You could say the same for all internal mental states because language is an imperfect medium for communicating lived experience. How can I ever know if I'm really "angry", or if I am incorrectly describing some other emotion as anger? I can never directly access everyone else's experiences to know what anger truly is, I just have to construct an idea of anger based on other people's descriptions.

Very little usually hangs on the accuracy of such comparison. Yes - you can't actually know if the anger you feel is the same as the anger I feel although you do at least have a lot more evidence it does(especially if we're the same sex), because anger serves a common biological purpose. Your gender's body has very little reason to be able to accurately model such a thing and probably a few reasons to not perfectly do so.

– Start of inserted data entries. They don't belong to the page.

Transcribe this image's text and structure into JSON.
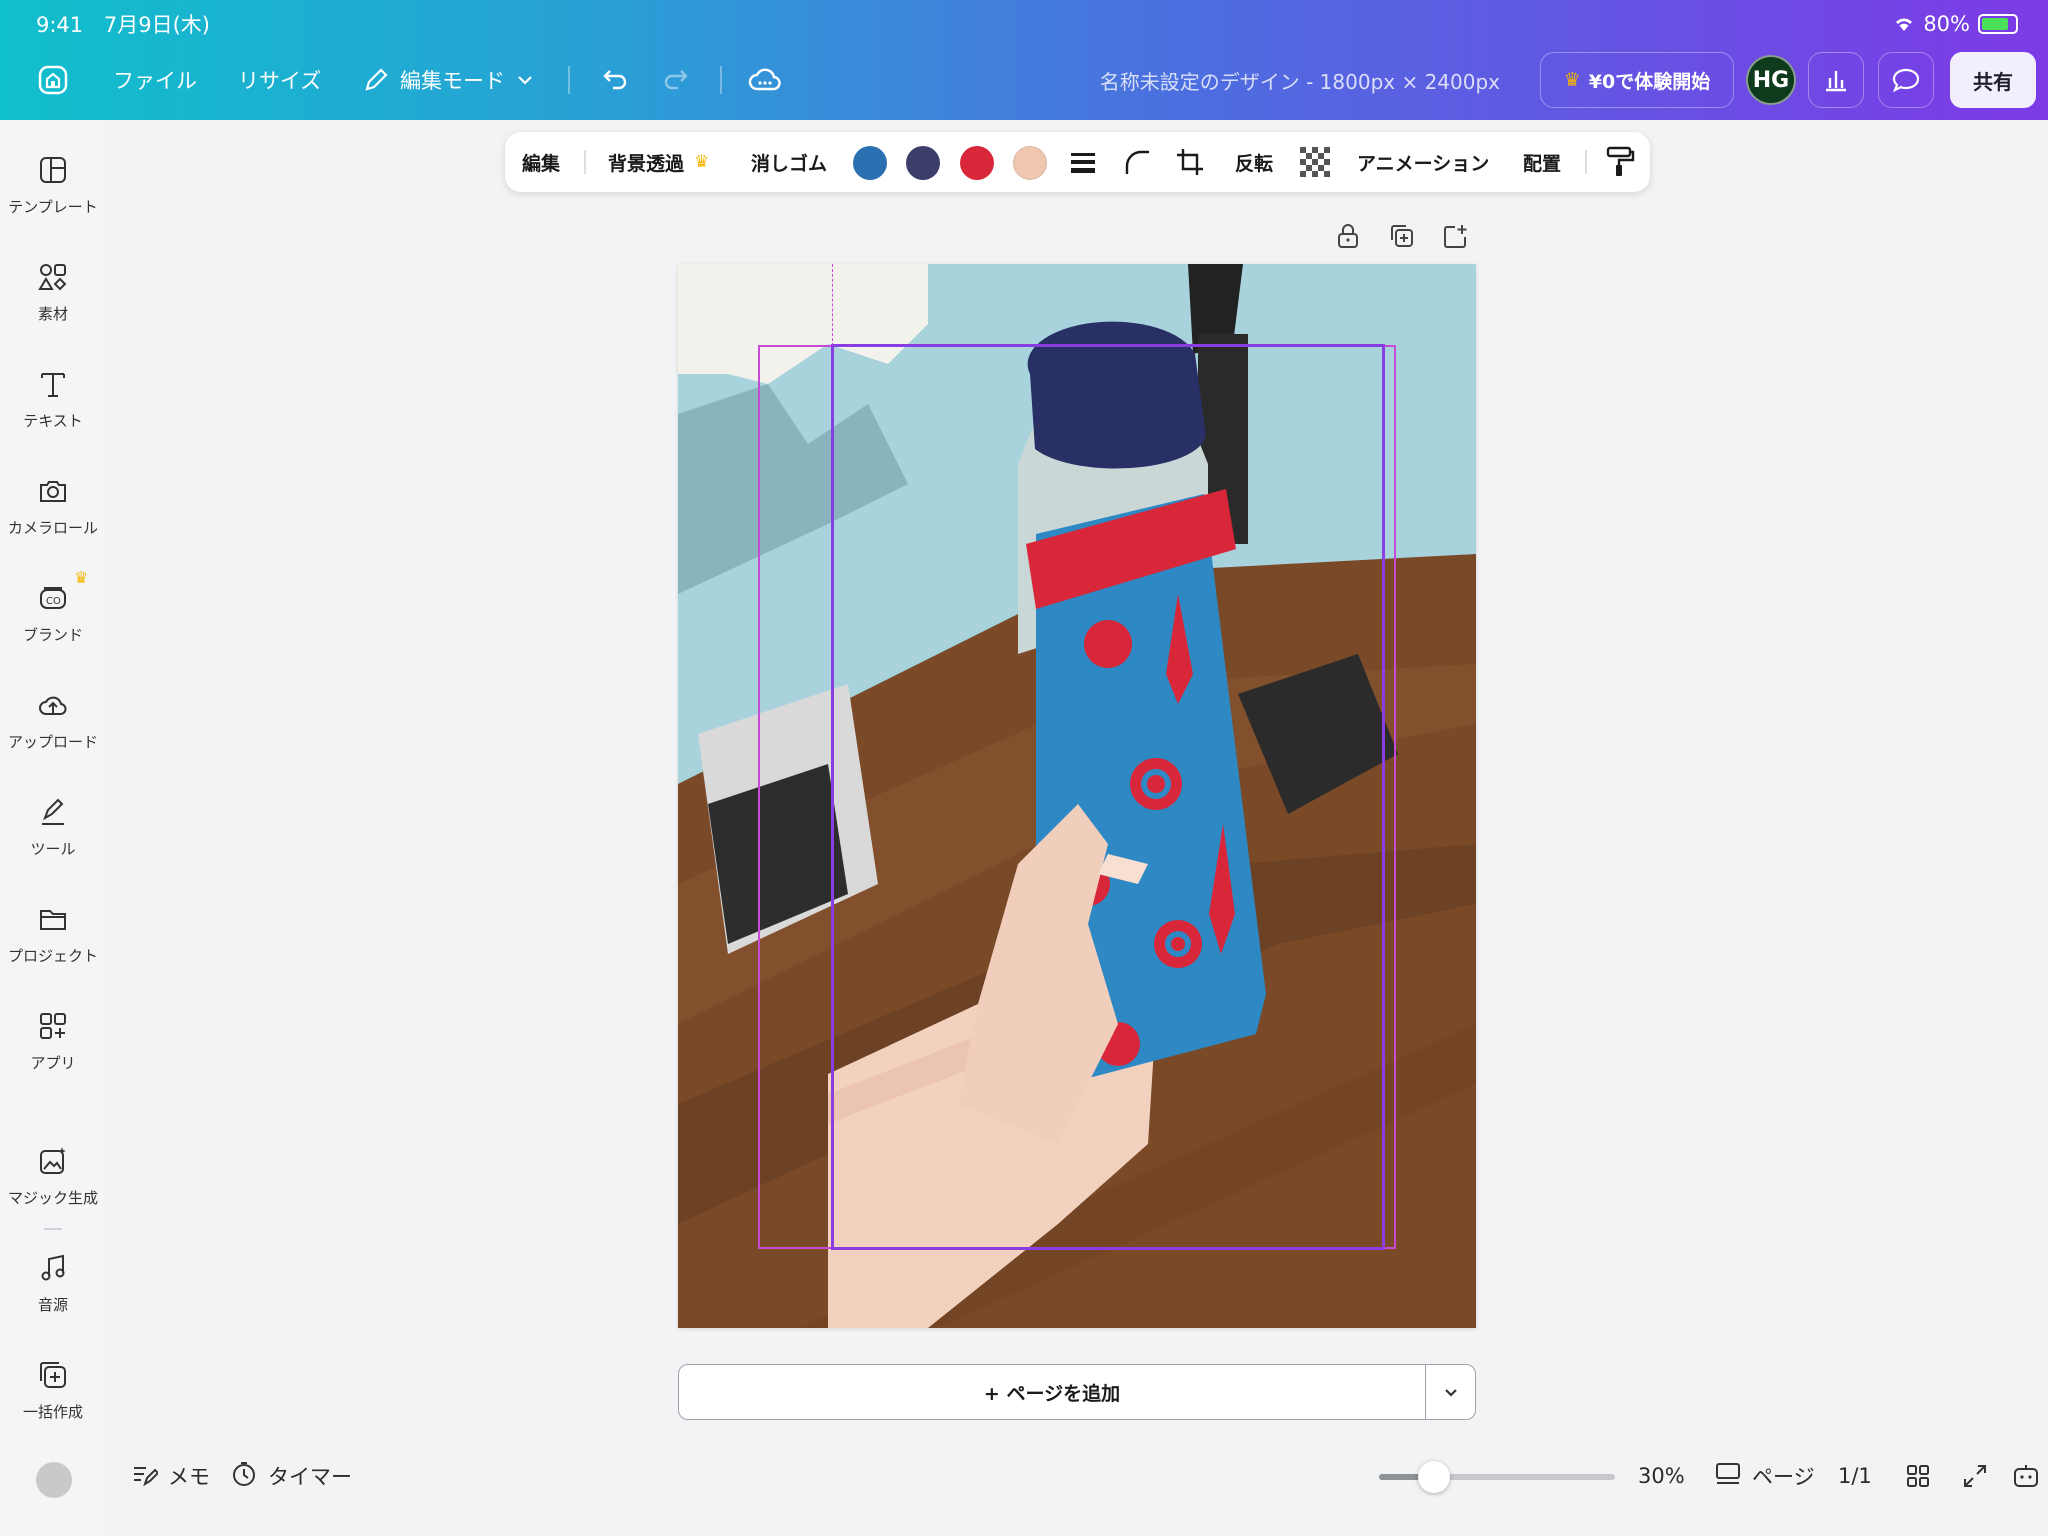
{
  "status": {
    "time": "9:41",
    "date": "7月9日(木)",
    "battery": "80%",
    "battery_level": 0.8
  },
  "header": {
    "file": "ファイル",
    "resize": "リサイズ",
    "edit_mode": "編集モード",
    "doc_title": "名称未設定のデザイン - 1800px × 2400px",
    "trial": "¥0で体験開始",
    "avatar_initials": "HG",
    "share": "共有"
  },
  "sidebar": {
    "items": [
      {
        "label": "テンプレート",
        "icon": "template-icon"
      },
      {
        "label": "素材",
        "icon": "elements-icon"
      },
      {
        "label": "テキスト",
        "icon": "text-icon"
      },
      {
        "label": "カメラロール",
        "icon": "camera-icon"
      },
      {
        "label": "ブランド",
        "icon": "brand-icon"
      },
      {
        "label": "アップロード",
        "icon": "upload-icon"
      },
      {
        "label": "ツール",
        "icon": "tools-icon"
      },
      {
        "label": "プロジェクト",
        "icon": "folder-icon"
      },
      {
        "label": "アプリ",
        "icon": "apps-icon"
      },
      {
        "label": "マジック生成",
        "icon": "magic-icon"
      },
      {
        "label": "音源",
        "icon": "music-icon"
      },
      {
        "label": "一括作成",
        "icon": "bulk-create-icon"
      }
    ]
  },
  "context_toolbar": {
    "edit": "編集",
    "bg_remove": "背景透過",
    "eraser": "消しゴム",
    "colors": [
      "#2a6fb0",
      "#3c3d6b",
      "#d9273a",
      "#efc7b0"
    ],
    "flip": "反転",
    "animation": "アニメーション",
    "position": "配置"
  },
  "canvas": {
    "add_page": "+ ページを追加"
  },
  "bottom": {
    "notes": "メモ",
    "timer": "タイマー",
    "zoom": "30%",
    "zoom_level": 0.3,
    "pages_label": "ページ",
    "page_count": "1/1"
  },
  "colors": {
    "accent": "#8a3de0",
    "selection": "#c74bd6",
    "crown": "#f4b400"
  }
}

And hell, I'm open minded, I'm not bothered by Men who want to dress as women, act like women, even get cosmetic surgery/take hormones to look like women for whatever reason. They just enjoy looking cute, they feel sexy, whatever. But don't expect me to agree that there is some cosmic way that they're actually fundamentally women. I gave up religion a long while ago and this is precisely the thing I will no longer accept on faith.

We're social animals so there's lots of evolutionary utility from being able to predict other people's actions and accurately modeling other people's internal states would be helpful for that.

Sure I'm not big on metaphysics. I think labels are about communicating useful information not cosmic essences. But I think in most cases the useful information to communicate is the social role a person is presently occupying not their birth sex. I think trans inclusive language in medical contexts is pretty dumb because the anatomical details are relevant there, but in most social contexts expected presentation and mannerism are the relevant content of the gendered label.

But I think in most cases the useful information to communicate is the social role a person is presently occupying not their birth sex.

I disagree - in my experience, trans people tend to act in ways that confirm and pattern-match to their birth sex, with transbians being some of the most "malebrained" people I have ever interacted with. When I try to model the behaviour of trans people, I ignore their gender identity and operate on the basis of what they were assigned at birth, because that approach generates far more accurate predictions (with the exception of same-sex attracted trans people, who tend to be closer to their target gender). That understanding also makes for good predictions - if I see a trans person talking about computer programming, striped socks, slice of life anime, Final Fantasy XIV and making threats of physical/sexual violence against feminists, I think I can make a pretty good guess as to their assigned gender at birth.